While Trump and his allies have repeatedly called the Russian investigation a hoax, a report by the bipartisan Senate Intelligence Committee released on August 18 confirmed that Russian President Vladimir Putin directly ordered the hacking of Democratic Party servers and that Trump’s campaign officials were seeking advance notice of the WikiLeaks releases provided by Russia via Roger Stone, whose report confirmed Trump was aware despite the president’s written responses to Mueller saying otherwise.

Stone was found guilty on seven counts stemming from the Mueller investigation, but Trump, a longtime friend, commuted Stone’s 40-month prison sentence in July, with the White House continuing to qualify the investigation of “Russian hoax”.

The Office of the Director of National Intelligence reaffirmed in early August that Russia is once again trying to influence the presidential election in Trump’s favor, but on Saturday all in-person briefings with Congress regarding election security were called off , alarming members of both parties.

Crucial quote

“We opened this case in May 2017 because we had information indicating that a threat to national security might exist, in particular a counterintelligence threat involving the president and Russia,” the acting director said. office at the time, Andrew McCabe. Time. “I expected that this issue and related issues would be fully considered by the team of special advocates. If a decision were made not to investigate these matters, I am surprised and disappointed.
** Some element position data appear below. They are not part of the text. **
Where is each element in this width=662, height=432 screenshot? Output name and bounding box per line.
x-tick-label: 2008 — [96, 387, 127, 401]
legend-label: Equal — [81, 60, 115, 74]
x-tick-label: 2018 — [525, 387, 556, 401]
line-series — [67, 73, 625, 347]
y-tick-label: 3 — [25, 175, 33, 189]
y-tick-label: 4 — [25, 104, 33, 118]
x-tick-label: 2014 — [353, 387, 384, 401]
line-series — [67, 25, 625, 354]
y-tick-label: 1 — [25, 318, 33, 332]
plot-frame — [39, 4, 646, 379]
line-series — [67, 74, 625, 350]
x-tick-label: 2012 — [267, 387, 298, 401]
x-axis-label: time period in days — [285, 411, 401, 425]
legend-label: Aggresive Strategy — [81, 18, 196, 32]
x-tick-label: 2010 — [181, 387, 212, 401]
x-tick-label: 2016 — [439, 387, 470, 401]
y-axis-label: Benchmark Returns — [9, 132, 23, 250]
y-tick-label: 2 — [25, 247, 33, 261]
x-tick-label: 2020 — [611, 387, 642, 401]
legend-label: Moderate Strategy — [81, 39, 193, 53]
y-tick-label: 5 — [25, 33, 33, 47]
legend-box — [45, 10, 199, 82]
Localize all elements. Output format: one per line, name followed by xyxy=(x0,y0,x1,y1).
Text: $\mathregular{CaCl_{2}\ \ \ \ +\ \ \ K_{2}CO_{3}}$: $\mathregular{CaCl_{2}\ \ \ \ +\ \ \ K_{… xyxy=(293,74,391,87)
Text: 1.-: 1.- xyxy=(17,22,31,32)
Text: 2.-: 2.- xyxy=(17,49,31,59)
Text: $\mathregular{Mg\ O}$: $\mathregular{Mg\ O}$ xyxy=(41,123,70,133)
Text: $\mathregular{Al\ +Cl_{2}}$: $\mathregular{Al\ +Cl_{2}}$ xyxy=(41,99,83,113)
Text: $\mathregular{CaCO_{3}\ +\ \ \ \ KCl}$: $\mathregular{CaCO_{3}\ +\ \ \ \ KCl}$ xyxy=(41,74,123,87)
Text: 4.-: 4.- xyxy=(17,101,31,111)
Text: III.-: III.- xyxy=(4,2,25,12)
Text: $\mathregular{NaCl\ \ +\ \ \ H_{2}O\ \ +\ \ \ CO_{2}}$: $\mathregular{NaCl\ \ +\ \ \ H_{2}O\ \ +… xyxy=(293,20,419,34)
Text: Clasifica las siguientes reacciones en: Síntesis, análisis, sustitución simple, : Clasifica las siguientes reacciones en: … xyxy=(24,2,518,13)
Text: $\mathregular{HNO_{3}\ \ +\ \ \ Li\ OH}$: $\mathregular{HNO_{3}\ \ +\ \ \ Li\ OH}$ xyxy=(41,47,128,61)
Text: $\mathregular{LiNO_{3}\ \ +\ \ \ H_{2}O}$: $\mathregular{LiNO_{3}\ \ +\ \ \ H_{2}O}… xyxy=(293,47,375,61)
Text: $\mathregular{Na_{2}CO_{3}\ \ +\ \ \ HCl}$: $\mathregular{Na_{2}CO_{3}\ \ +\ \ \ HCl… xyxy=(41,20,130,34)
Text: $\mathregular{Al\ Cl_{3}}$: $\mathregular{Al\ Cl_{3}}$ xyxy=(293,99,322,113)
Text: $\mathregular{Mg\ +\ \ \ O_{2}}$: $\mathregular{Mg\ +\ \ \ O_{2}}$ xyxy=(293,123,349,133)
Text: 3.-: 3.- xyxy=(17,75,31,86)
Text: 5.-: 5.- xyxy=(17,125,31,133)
I did not know. “

Chief critic

In 2018, while flanked by Putin at a Helsinki summit, Trump challenged his own intelligence community over his findings of Russian election interference. “President Putin says it’s not Russia. I see no reason why this would be the case. “

Key context

The Trump administration has been accused of politicizing several different agencies of the federal government, in particular the Department of Justice. Attorney General William Barr drew criticism earlier this year for his unprecedented decision to drop charges against Trump’s former national security adviser Michael Flynn, who pleaded guilty to lying to the FBI during the Mueller’s investigation. While a federal court of appeals committee ruled in favor of dropping the case in a split decision, the majority of Washington DC court of appeals members voted to dismiss of the committee’s decision and to continue discussions on Barr’s decision.